The point is, these are just models based on various interpretations of physics, branes, etc.
Yes. Phrenolgy was a model based on various interpretations of biologists, brains etc.
How many universities still seriously study phrenology?
On the other hand, we have no indication of the existence of a creator. So, as a model, a creator as an explanation for the existence of the universe has no evidential basis or support.
Evidential Scientific support red-shifting, GTR, predictive H/He abundance, 2nd Law of thermodynamics with regards to star formation, CBR, to name a few. The most reasonable interpretation of that evidence is the universe began period. No wildly imagined previous states, it began to exist. Thus its cause had to be beyond nature. The characteristics of that cause match the characteristics of God. It is a direct inferential trial.

Again you seem to be espousing the self-refuting epistemology that all reason stops at the limits of science. More specifically you seem to be saying since science cannot study God then God cannot exist. My evidence …. You claim that God as a scientific model (un-pendantic) is not a scientific /natural explanation. I know he’s not. I’m not asserting the cause must be natural. That would be begging the question like you.
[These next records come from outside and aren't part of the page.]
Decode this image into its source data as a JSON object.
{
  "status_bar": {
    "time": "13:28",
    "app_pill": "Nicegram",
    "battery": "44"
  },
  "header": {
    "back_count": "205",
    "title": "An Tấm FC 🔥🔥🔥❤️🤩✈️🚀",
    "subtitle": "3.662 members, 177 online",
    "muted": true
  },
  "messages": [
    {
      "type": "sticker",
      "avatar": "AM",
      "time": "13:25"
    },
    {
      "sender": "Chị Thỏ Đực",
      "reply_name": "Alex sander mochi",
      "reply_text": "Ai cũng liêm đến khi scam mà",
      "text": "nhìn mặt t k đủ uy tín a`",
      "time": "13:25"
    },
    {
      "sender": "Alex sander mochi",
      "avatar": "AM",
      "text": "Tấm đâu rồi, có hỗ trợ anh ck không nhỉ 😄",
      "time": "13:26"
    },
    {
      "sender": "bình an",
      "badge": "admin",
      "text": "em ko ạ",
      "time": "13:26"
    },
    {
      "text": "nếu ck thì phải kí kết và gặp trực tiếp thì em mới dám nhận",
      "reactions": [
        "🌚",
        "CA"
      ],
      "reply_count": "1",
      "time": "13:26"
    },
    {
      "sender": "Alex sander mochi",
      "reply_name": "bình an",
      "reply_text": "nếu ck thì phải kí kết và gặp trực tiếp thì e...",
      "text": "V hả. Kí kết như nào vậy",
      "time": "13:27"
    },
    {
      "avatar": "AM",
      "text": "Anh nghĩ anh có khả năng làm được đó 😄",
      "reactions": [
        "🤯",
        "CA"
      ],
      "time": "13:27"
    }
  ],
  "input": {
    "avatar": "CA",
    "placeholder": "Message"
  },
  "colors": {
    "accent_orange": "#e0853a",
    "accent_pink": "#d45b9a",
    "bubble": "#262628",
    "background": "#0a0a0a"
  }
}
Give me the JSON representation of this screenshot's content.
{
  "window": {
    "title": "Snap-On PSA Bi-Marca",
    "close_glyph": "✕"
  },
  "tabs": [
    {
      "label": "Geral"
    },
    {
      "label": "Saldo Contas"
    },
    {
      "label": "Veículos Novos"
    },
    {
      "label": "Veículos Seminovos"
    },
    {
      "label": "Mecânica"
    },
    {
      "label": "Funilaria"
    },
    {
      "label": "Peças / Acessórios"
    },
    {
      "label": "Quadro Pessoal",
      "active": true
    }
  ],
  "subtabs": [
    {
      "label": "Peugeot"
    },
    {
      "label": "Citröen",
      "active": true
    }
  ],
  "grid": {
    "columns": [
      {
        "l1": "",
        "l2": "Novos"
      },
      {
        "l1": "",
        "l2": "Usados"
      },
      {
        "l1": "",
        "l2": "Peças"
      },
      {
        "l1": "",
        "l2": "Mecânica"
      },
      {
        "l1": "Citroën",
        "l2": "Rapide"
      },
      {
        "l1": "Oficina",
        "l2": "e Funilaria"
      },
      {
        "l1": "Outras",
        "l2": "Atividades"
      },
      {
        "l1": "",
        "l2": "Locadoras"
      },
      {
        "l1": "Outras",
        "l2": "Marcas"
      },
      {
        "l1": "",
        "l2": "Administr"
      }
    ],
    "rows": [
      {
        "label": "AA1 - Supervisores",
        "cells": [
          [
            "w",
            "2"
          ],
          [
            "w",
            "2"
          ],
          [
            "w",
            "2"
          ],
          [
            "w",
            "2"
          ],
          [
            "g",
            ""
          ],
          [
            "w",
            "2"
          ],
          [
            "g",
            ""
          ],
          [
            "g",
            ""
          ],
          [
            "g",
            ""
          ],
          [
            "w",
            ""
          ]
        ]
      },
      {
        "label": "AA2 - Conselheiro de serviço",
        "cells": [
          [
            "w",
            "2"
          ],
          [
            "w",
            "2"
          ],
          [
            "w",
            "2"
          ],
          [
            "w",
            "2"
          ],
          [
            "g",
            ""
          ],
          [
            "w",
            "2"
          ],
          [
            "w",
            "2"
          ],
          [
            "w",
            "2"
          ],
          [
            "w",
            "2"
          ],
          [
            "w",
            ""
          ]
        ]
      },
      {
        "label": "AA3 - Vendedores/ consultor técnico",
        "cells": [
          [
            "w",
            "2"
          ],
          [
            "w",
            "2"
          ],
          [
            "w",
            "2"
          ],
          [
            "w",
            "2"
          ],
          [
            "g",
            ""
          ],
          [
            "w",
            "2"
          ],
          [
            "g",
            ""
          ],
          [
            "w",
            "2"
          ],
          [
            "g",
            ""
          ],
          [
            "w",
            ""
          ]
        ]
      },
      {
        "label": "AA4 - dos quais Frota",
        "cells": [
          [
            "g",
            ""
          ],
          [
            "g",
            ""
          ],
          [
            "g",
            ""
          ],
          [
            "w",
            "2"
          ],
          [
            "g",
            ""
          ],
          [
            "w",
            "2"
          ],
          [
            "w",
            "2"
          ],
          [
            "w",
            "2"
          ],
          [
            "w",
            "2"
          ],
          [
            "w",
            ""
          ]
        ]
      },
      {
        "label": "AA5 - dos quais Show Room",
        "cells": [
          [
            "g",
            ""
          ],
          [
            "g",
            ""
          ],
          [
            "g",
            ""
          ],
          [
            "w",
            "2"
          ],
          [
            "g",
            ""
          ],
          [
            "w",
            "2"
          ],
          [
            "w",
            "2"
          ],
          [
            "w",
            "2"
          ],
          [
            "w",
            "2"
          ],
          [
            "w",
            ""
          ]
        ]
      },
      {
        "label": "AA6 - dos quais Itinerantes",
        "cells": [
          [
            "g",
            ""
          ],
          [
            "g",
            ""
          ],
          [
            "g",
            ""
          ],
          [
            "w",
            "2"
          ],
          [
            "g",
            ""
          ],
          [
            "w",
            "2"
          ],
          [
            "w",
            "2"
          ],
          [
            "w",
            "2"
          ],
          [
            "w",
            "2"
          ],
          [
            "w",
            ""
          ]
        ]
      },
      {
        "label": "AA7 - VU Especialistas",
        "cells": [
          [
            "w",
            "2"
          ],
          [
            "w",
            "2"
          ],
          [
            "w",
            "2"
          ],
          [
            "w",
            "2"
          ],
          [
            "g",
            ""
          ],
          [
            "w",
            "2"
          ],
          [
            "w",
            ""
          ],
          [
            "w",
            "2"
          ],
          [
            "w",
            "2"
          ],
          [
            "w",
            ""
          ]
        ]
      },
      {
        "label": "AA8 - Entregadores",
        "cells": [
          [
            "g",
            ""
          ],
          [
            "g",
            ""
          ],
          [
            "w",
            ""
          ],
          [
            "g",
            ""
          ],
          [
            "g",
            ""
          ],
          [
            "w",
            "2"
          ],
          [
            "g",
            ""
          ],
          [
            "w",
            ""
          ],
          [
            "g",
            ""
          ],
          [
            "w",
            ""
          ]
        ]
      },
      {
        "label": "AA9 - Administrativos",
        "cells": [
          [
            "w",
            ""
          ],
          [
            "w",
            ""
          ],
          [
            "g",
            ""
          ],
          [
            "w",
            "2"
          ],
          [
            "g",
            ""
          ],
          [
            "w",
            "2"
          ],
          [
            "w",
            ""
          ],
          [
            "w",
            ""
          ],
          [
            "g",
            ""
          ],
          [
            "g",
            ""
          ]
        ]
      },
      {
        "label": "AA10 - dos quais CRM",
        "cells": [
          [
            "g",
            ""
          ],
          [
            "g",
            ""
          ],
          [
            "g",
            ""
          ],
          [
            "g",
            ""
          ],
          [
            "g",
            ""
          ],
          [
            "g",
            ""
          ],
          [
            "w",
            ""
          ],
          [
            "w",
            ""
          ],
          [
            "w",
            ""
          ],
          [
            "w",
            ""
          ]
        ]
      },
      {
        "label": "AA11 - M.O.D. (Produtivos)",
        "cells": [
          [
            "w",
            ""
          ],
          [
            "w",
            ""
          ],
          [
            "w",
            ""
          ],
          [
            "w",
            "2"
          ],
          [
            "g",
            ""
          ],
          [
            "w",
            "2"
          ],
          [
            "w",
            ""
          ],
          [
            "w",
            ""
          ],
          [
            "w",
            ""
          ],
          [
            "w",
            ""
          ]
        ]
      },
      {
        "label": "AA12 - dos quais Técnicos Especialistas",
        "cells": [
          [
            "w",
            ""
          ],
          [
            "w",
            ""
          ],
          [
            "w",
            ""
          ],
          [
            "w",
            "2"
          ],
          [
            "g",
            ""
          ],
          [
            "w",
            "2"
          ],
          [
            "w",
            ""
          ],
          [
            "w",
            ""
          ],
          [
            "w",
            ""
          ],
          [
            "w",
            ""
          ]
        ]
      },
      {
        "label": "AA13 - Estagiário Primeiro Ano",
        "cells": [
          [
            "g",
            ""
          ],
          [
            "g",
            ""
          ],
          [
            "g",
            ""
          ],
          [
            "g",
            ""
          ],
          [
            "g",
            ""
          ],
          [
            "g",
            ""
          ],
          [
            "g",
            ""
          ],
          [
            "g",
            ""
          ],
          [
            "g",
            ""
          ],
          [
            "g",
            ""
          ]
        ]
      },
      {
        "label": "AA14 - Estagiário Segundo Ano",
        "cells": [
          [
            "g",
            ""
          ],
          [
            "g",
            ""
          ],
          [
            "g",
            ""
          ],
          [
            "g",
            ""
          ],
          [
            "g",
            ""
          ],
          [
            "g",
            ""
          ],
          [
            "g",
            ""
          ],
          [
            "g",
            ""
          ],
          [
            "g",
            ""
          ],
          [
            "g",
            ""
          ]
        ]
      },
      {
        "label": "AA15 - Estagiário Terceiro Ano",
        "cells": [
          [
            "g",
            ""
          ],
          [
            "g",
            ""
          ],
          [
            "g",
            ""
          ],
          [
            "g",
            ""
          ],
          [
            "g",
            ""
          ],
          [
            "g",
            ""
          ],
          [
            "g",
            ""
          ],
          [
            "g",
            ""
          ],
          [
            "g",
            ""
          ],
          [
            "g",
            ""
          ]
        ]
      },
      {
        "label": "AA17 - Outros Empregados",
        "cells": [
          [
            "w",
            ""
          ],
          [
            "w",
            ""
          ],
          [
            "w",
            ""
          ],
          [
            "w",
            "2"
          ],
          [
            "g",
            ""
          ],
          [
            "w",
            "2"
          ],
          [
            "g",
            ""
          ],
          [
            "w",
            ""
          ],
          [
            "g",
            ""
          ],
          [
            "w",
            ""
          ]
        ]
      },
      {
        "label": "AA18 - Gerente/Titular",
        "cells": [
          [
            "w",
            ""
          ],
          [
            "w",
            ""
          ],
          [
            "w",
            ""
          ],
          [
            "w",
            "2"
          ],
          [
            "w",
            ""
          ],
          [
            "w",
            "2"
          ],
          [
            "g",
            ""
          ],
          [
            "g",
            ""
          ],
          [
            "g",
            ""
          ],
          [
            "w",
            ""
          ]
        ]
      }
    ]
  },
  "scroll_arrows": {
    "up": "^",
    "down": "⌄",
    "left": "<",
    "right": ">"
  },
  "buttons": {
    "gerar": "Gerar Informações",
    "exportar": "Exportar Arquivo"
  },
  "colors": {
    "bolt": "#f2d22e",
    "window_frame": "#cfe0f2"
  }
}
Science can’t examine that which is beyond the cause of nature, BUT Reason can. We have good grounds to believe God exists based upon a combination of scientific, metaphysical, philosophical and theological reasoning from the same evidence we are both looking at. My scope of reasoning just isn’t as narrow minded as yours.
You can't model creation by using an unknown, unknowable, non testable agent.
If narrowly thinking ….. Meaning only science provides knowledge ….. Then I concede you’re right.
But wait …. No …. That concession wasn’t scientific was it? …… so no I guess you’re still wrong.
That’s the problem with scientism.
 
I wait for you to agree that your point was wrong: humans is not an explanation for books if you dont have 1) observations of humans or at least 2) an very plausible explanatation for humans (universe, aborigenesis, evolution, observation of other near human creatures, etc)
If I didn’t have 1) and 2), then I would not have offered it as a counter example in the first place.

Now how about addressing some of the other concerns like your defending your quantum magic and abiogenesis.
Or ………..
And: even if there was a cause, causing our universe to be, there is no reason to call it a god.
Then let’s reason…………. Shall we?
For sake of discussion only let’s agree there was a cause so we can reason through your assertion.
What would be some of its characteristics of the cause given what we know about the effect?
It’s no different than investigating a crime scene. Let’s reason through the forensics.